Download or read book A Taste for Empire and Glory written by Philip Lawson and published by Routledge. This book was released on 2020-09-10 with total page 309 pages. Available in PDF, EPUB and Kindle. Book excerpt: In the decade and a half before his untimely death at 46, Philip Lawson had already achieved more than many historians. This posthumously published collection brings together his work on the British overseas expansion during the ’long’ 18th century and includes two previously unpublished essays. The first articles deal with general issues of approach and interpretation, with Canada and the thirteen colonies, and with India and the empire of tea. The final essays illustrate Anglo-Indian relations and the tea trade, showing the relationship between the establishment of Indian tea plantations, the growth of the tea trade, and the political and cultural impact of tea drinking on the British and their colonists. Taken together these studies make an outstanding contribution to the field, important to anyone interested in the history of Hanoverian Britain as an imperial power.

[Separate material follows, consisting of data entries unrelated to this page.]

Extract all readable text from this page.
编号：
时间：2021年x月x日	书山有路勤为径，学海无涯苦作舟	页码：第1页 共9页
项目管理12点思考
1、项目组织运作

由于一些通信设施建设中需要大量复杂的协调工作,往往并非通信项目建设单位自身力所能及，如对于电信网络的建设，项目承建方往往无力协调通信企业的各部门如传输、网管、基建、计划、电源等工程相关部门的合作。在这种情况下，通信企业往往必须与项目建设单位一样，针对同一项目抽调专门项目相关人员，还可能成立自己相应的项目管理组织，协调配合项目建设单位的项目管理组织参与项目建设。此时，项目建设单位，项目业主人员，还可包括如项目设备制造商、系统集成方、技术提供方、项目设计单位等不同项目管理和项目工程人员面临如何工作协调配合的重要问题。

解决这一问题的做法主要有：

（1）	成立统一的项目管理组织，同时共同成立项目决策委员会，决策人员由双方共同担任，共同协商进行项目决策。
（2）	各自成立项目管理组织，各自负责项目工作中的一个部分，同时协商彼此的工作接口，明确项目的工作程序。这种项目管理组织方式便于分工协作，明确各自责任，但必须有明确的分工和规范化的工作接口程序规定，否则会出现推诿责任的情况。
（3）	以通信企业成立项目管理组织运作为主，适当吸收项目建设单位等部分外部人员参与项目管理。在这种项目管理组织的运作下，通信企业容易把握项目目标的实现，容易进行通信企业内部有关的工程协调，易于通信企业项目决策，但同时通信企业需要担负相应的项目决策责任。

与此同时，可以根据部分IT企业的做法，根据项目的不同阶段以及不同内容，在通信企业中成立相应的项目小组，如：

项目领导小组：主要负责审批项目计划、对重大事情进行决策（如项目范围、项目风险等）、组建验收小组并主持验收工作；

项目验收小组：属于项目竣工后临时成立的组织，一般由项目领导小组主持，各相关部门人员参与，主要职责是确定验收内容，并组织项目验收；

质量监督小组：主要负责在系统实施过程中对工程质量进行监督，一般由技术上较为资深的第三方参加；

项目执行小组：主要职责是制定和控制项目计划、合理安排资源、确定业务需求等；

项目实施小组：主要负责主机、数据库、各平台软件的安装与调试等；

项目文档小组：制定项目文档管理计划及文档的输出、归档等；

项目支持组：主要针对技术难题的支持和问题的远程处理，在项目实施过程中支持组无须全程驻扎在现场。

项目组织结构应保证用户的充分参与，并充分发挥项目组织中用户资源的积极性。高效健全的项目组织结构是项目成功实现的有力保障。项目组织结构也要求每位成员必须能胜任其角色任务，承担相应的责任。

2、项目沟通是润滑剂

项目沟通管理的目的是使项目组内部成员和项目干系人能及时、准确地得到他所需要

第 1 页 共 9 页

Book Strangers Within the Realm

Download or read book Strangers Within the Realm written by Bernard Bailyn and published by UNC Press Books. This book was released on 2012-12-01 with total page 469 pages. Available in PDF, EPUB and Kindle. Book excerpt: Shedding new light on British expansion in the seventeenth and eighteenth centuries, this collection of essays examines how the first British Empire was received and shaped by its subject peoples in Scotland, Ireland, North America, and the Caribbean. An introduction surveys British imperial historiography and provides a context for the volume as a whole. The essays focus on specific ethnic groups -- Native Americans, African-Americans, Scotch-Irish, and Dutch and Germans -- and their relations with the British, as well as on the effects of British expansion in particular regions -- Ireland, Scotland, Canada, and the West Indies. A conclusion assesses the impact of the North American colonies on British society and politics. Taken together, these essays represent a new kind of imperial history -- one that portrays imperial expansion as a dynamic process in which the oulying areas, not only the English center, played an important role in the development and character of the Empire. The collection interpets imperial history broadly, examining it from the perspective of common folk as well as elites and discussing the clash of cultures in addition to political disputes. Finally, by examining shifting and multiple frontiers and by drawing parallels between outlying provinces, these essays move us closer to a truly integrated story that links the diverse ethnic experiences of the first British Empire. The contributors are Bernard Bailyn, Philip D. Morgan, Nicholas Canny, Eric Richards, James H. Merrell, A. G. Roeber, Maldwyn A. Jones, Michael Craton, J. M. Bumsted, and Jacob M. Price.